En este mundo electoral, poco a poco vamos derrumbando los mitos en que por muchos años se fundó el antiguo sistema electoral. Para los más jóvenes resultaría impensable suponer que los votantes comparecían a su centro de votación sin mayor trámite que una tira de papel en la que se asentaba su nombre como toda identificación, ante funcionarios de casilla que eran empleados gubernamentales y depositando votos en urnas de madera cerradas en las que no había posibilidad de saber si ya contenían votos previamente a su instalación.
Ante nulas medidas de seguridad en la impresión de boletas, en la designación de funcionarios electorales, o en el procedimiento mismo del voto, podían haberse impreso boletas de más con el contubernio de quienes reciben y cuentan los votos, o no identificar plenamente a quienes podían ejercer su voto por carecer de un padrón confiable. De ahí que en nuestro diccionario lexicográfico electoral existieran entradas que ahora resultan muy difícil de explicar: tapado, embarazo de urnas, carrusel, ratón loco, boleta taco, muerto que vota, casilla zapato, entre otras, que afortunadamente han sido desterradas de nuestra jerga.

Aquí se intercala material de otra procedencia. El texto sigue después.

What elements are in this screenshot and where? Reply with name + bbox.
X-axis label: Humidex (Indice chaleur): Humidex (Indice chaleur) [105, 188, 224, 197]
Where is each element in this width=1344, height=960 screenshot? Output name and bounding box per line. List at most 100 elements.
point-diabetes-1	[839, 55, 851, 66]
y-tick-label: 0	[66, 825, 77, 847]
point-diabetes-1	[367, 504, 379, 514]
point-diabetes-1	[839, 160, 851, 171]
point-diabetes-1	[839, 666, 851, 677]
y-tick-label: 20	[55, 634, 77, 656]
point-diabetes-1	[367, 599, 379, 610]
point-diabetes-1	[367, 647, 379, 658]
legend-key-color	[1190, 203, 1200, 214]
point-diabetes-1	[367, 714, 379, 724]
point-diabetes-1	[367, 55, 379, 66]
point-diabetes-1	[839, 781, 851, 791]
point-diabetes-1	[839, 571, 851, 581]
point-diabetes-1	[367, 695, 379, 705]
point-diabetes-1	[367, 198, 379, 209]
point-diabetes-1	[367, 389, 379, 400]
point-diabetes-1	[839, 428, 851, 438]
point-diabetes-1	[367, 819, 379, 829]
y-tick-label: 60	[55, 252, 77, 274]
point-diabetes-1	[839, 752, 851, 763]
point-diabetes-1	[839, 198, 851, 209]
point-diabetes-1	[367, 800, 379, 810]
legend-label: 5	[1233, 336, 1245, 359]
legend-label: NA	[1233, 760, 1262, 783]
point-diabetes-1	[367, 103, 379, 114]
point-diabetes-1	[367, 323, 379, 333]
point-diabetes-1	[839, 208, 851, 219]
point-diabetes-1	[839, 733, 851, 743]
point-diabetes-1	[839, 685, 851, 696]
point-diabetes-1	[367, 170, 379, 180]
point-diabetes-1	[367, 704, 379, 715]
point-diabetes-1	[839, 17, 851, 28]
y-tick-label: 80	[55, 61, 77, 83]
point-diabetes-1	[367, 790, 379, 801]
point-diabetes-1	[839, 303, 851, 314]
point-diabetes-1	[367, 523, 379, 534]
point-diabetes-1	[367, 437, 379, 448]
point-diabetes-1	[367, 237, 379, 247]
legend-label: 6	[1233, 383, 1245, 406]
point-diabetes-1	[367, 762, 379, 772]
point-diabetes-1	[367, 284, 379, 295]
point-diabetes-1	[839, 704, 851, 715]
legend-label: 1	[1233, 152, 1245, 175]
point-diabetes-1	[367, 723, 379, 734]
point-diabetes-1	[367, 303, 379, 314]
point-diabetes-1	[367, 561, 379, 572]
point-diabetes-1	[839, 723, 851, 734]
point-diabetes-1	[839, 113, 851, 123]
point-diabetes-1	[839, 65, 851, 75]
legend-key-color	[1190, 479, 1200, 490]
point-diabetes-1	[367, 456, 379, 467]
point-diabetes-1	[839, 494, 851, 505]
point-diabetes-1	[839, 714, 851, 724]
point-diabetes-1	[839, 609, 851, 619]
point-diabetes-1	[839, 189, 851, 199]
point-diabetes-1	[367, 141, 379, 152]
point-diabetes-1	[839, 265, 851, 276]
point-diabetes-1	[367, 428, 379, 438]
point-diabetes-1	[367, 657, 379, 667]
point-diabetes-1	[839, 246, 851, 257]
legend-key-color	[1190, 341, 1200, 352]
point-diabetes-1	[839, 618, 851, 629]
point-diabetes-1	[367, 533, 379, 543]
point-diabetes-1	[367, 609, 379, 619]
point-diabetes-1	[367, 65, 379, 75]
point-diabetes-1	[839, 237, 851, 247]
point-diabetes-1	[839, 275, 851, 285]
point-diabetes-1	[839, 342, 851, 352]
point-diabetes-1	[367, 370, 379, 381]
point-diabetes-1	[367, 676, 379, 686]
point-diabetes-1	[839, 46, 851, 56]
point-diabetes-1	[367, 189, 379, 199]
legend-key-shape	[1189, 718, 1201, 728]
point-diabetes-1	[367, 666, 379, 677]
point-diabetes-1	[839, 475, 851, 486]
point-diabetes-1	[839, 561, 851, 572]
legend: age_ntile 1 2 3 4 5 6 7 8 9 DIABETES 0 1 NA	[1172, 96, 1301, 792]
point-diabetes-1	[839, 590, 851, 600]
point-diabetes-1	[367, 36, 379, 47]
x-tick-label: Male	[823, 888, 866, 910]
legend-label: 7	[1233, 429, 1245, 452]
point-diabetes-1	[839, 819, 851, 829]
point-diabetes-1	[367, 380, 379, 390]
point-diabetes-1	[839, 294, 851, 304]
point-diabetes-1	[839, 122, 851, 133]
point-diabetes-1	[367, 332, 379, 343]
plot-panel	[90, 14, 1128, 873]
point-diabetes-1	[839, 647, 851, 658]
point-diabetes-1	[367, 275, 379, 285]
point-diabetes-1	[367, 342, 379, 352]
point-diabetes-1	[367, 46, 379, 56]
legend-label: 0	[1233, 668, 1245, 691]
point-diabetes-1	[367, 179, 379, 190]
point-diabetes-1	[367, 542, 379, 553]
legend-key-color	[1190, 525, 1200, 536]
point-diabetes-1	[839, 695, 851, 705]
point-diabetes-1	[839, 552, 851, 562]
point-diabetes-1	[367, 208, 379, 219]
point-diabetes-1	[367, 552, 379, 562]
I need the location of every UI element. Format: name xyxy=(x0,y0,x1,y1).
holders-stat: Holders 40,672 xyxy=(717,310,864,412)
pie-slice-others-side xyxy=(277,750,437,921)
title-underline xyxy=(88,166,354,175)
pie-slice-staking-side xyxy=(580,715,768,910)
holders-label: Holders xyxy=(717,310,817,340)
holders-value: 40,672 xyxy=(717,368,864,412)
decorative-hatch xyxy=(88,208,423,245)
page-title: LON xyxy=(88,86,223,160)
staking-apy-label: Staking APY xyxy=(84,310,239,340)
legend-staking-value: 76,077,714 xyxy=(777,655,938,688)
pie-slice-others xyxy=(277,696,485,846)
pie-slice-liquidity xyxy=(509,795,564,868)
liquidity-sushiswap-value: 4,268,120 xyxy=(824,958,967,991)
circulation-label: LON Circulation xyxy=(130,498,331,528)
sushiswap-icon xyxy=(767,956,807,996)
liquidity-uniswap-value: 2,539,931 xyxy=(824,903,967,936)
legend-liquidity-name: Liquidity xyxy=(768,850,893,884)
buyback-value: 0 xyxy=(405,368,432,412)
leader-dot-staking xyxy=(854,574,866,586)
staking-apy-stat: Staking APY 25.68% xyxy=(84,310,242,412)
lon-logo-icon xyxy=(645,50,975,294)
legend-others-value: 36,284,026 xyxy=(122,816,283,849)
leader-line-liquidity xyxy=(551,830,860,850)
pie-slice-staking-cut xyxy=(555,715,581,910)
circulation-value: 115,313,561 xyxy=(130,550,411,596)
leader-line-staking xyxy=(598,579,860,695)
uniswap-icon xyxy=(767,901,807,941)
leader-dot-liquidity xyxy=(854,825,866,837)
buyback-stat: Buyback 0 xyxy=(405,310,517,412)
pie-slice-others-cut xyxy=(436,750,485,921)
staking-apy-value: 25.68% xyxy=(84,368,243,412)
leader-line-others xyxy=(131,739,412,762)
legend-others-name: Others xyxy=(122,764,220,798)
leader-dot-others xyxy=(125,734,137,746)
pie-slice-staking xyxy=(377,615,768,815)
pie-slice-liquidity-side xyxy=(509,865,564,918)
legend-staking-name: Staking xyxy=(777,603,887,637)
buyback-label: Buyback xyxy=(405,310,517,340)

Esta nueva construcción del sistema que ahora nos rige ha tenido como protagonistas a autoridades, académicos, expertos operativos, pero por encima de todos ellos a la ciudadanía participativa. Siempre he estado convencido de que si todos comprendiéramos, como ciudadanos, la importancia y valía de nuestra participación, informarnos de nuestros derechos y ejercerlos, y hacerlo por convicción y no por obligación, haríamos de este mundo un lugar mejor para nosotros. Para todos.
El cambio de paradigmas en la materia surge desde la ciudadanía y trasciende al ámbito electoral. Los movimientos sociales de la generación de finales de los sesenta y de finales de los ochenta del siglo pasado, provocaron una nueva necesidad de sistema en el que fuera la misma ciudadanía quien organizara las elecciones en todos los aspectos, situación difícil en tanto que ser árbitro de una contienda en la que participan quienes ponen sus propias reglas, han provocado desencuentros y una nueva palabra al argot: la judicialización.
Sin embargo, también estoy convencido de que este sistema, perfectible por donde se le vea, funciona en esta realidad que vivimos. ¿Se puede mejorar? Sin duda, todo en él es perfectible, excepto creo yo, en que la base siga siendo que las autoridades sean ajenas al gobierno. Consejo General, Consejos Municipales, Consejos Distritales ya no se entienden si no se encuentran integrados por ciudadanos de pura cepa, sin vínculos partidistas ni gubernamentales excepto los que los vinculan como ciudadanos y gobernados. De ahí en más, sin comprometer su actuar electoral en función de una eventual presión por parte de la autoridad gubernamental.
Pero esas autoridades electorales mencionadas no son las únicas que tienen actuación durante un proceso electivo. También está la más importante durante la Jornada, cuya duración ni siquiera podríamos definir como temporales, pues el adjetivo que mejor les acomoda, en todo caso, es el de efímeras. Éstas sí integradas por ciudadanas y ciudadanos que un buen día se despertaron con la noticia que ya eran autoridad electoral.
Los capacitadores electorales, ese ejército que son las manos y pies de los órganos electorales, notificaron personalmente a miles de ciudadanos, los entrevistaron y sensibilizaron, para obtener el número necesario de los requeridos en cada una de las casillas. La obtención de los funcionarios de casilla, casi siempre comienza con un rechazo y la pregunta ¿Y yo por qué?
Hoy quiero reflexionar agradeciendo por anticipado y felicitando a todas las personas que van a sacrificar el hacer actividades laborales o recreativas durante todo un día, para brindárselo a sus vecinos. Ese es el resultado de haber vencido y cambiado al sistema. ¿Por qué debes ser funcionario de casilla? Por muchas cosas: por ser la oportunidad que mucho tiempo esperamos de derrumbar el mito del fraude, de que los muertos votan, de que la elección ya está dada y de que es inútil votar. Ser funcionario de casilla se convierte en el privilegio de recibir un bien preciado de parte de los demás, y resguardarlo y hacerlo valer. Algo que nadie más nos garantizaría, sino uno de los nuestros.
¿Por qué? Por suerte, nunca mejor dicho. Porque el azar ha definido que el mes de nacimiento y la inicial del apellido paterno los coloquen en el supuesto de ser considerado para esa labor. Porque es un derecho y un deber, porque es la mejor manera que hemos encontrado hasta ahora para que el voto sea contado y respetado, porque la sociedad nos lo exige, la democracia lo necesita y la satisfacción del deber cumplido lo merece.